2. Geborgenheit braucht Vertrautheit im Alltag. Das fängt bei der Beherrschung der deutschen Sprache an, geht aber darüber hinaus: Der Mann, der sich weigert, im Alltag aus religiösen Gründen einer Frau die Hand zu reichen, sagt ‘Nein’ zur Gleichbehandlung von Mann und Frau und wendet sich damit gegen unsere Leitkultur. Zur Leitkultur gehört auch eine Alltagskultur als Ausdruck guten Miteinanders, die auf Gleichbehandlung und Wertschätzung beruht.

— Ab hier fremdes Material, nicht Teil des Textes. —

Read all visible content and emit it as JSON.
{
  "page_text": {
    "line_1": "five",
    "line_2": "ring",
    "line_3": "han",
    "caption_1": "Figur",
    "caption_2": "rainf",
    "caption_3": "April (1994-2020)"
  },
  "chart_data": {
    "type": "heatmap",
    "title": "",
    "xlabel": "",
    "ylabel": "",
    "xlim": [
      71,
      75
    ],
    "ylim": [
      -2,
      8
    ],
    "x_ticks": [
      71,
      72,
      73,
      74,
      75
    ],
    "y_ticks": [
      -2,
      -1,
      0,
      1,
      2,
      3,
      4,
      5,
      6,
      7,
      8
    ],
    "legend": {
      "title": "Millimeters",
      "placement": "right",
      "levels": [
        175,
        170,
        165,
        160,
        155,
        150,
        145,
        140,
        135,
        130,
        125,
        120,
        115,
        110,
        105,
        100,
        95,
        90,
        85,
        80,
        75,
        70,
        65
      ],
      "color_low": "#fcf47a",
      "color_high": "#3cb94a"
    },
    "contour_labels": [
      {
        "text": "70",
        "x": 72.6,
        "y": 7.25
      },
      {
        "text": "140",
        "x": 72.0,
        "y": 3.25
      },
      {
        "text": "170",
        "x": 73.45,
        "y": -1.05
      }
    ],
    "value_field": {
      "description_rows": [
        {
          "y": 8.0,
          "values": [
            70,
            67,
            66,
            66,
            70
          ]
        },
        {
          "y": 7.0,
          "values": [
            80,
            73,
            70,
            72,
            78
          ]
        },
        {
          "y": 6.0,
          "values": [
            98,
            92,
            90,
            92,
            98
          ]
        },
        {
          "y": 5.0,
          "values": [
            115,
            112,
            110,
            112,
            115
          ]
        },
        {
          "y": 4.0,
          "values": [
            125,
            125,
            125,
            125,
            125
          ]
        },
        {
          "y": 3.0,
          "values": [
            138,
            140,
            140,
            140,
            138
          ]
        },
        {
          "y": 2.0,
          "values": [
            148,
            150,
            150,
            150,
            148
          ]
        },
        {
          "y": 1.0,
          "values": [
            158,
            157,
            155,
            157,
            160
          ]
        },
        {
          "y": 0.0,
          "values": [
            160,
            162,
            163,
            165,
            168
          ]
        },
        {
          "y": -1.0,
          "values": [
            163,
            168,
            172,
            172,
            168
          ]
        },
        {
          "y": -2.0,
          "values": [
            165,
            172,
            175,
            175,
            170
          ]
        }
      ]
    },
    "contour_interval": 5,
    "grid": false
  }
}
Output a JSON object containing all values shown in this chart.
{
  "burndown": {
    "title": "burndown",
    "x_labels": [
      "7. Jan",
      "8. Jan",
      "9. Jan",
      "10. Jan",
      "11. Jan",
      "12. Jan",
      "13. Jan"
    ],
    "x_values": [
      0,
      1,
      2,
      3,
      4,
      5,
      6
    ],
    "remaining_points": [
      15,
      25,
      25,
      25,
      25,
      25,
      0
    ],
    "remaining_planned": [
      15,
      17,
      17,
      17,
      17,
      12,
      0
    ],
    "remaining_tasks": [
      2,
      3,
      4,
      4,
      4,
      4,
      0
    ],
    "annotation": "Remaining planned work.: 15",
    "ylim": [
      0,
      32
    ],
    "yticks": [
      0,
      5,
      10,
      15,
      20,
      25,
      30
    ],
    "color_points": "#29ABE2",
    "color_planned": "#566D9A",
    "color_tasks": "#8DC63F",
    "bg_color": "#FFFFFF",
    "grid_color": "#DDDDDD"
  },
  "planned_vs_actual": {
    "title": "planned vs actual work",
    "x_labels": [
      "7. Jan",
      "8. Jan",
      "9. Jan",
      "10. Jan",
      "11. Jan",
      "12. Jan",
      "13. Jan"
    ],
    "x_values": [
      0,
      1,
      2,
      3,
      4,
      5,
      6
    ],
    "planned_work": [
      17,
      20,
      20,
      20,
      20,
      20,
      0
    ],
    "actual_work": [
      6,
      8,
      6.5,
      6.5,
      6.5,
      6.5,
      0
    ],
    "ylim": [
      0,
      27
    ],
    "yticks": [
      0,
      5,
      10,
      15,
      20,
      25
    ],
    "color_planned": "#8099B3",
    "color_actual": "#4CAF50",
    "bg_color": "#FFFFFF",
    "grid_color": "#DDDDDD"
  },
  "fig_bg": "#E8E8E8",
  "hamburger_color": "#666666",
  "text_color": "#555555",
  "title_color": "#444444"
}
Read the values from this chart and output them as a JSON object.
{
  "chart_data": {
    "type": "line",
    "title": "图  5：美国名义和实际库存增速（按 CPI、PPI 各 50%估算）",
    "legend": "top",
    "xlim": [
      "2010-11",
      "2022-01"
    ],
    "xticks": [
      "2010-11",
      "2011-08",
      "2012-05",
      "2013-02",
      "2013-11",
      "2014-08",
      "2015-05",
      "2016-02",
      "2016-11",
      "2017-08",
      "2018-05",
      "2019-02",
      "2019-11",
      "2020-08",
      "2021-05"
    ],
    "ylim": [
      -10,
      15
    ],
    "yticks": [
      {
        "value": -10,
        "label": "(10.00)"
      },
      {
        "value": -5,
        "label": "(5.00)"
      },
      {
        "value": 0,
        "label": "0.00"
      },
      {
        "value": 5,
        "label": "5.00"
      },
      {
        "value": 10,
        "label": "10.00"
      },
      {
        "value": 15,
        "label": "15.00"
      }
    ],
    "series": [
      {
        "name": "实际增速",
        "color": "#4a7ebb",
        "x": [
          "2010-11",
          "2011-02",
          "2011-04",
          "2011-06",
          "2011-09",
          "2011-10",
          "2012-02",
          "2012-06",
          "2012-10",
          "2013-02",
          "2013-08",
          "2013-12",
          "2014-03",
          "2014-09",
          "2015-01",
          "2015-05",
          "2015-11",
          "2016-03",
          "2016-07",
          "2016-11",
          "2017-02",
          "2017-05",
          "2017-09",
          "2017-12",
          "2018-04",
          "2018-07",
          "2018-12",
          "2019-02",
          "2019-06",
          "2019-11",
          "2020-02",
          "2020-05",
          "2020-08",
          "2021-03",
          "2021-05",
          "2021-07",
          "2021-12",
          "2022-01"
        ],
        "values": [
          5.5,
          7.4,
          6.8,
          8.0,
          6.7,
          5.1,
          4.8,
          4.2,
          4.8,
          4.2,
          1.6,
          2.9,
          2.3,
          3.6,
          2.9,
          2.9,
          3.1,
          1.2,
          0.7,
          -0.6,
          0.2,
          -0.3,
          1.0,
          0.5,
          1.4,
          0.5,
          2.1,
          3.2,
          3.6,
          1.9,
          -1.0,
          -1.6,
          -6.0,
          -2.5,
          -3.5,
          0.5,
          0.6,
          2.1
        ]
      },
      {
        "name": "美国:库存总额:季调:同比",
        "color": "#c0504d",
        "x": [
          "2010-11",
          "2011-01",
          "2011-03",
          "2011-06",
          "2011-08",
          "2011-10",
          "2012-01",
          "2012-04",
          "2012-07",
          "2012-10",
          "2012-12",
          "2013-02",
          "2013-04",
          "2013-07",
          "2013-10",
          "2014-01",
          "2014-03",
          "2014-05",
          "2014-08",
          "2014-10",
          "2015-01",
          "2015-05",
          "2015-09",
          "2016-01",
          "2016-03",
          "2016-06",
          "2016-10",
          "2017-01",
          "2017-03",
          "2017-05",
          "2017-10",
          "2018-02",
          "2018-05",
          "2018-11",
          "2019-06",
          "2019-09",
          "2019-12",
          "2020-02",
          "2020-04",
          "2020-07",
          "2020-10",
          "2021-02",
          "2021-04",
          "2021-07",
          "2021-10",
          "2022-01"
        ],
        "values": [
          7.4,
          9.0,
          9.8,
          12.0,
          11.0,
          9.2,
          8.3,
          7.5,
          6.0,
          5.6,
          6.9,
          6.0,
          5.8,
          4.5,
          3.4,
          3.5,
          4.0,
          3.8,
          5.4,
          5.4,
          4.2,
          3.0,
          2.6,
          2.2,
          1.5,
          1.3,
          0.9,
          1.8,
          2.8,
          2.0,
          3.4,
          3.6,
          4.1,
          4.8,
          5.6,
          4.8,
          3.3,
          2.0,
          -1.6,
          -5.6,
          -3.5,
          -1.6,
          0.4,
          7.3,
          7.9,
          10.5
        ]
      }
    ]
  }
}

3. Unsere Wirtschafts- und Sozialordnung umfasst Rechte und Pflichten für Bürgerinnen und Bürger und findet Entsprechung im Leistungsprinzip und im Solidargedanken, die dem Modell der ökosozialen Marktwirtschaft zugrunde liegen. Für seinen eigenen Lebensunterhalt zu sorgen, soweit man dazu in der Lage ist, sich in die Solidargemeinschaft einzubringen, anstatt sie auszunutzen, und generationengerecht zu handeln, macht die Leitkultur zu einer Freiwilligenkultur.“ (Reinhold Lopatka: „Unsere Leitkultur“ in „Neue Ordnung“, Ausgabe III/17; S. 15f.)
Wie freiwillig die Teilnahme an der offenen Gesellschaft und der Leitkultur in Wahrheit ist verdeutlicht sich schon dadurch, dass in Punkt 1 die Verfassung und damit der Rechtsstaat, also Gerichte und Polizei, bemüht werden.
Noch deutlich wird Lopatka hier:
„Integration kann ausschließlich in die Richtung der beschriebenen Leitkultur funktionieren. […] Wer sich aber der Integration verweigert, muß mit Konsequenzen rechnen.“ (Reinhold Lopatka: „Unsere Leitkultur“ in „Neue Ordnung“, Ausgabe III/17; S. 18.)
Über die Auswirkungen und die Unmöglichkeit des Konzepts der „Integration“ haben wir hier und hier bereits ausführlich berichtet. Die ÖVP, also die Herrschenden, befinden sich im Krieg gegen die Wirklichkeit und sind bereit ihrem Hirngespinst von der offenen Gesellschaft auch unser Volk zu opfern. Warum sogenannte Patrioten wie hier beschrieben auf den Betrug der „Leitkultur“ hereinfallen, wissen wir nicht. Ist es Dummheit oder Mutwilligkeit? Wir Nationalisten müssen achtsam sein. Denn konservative Christen und Patrioten scheinen im Lager des Feindes der Völker zu stehen.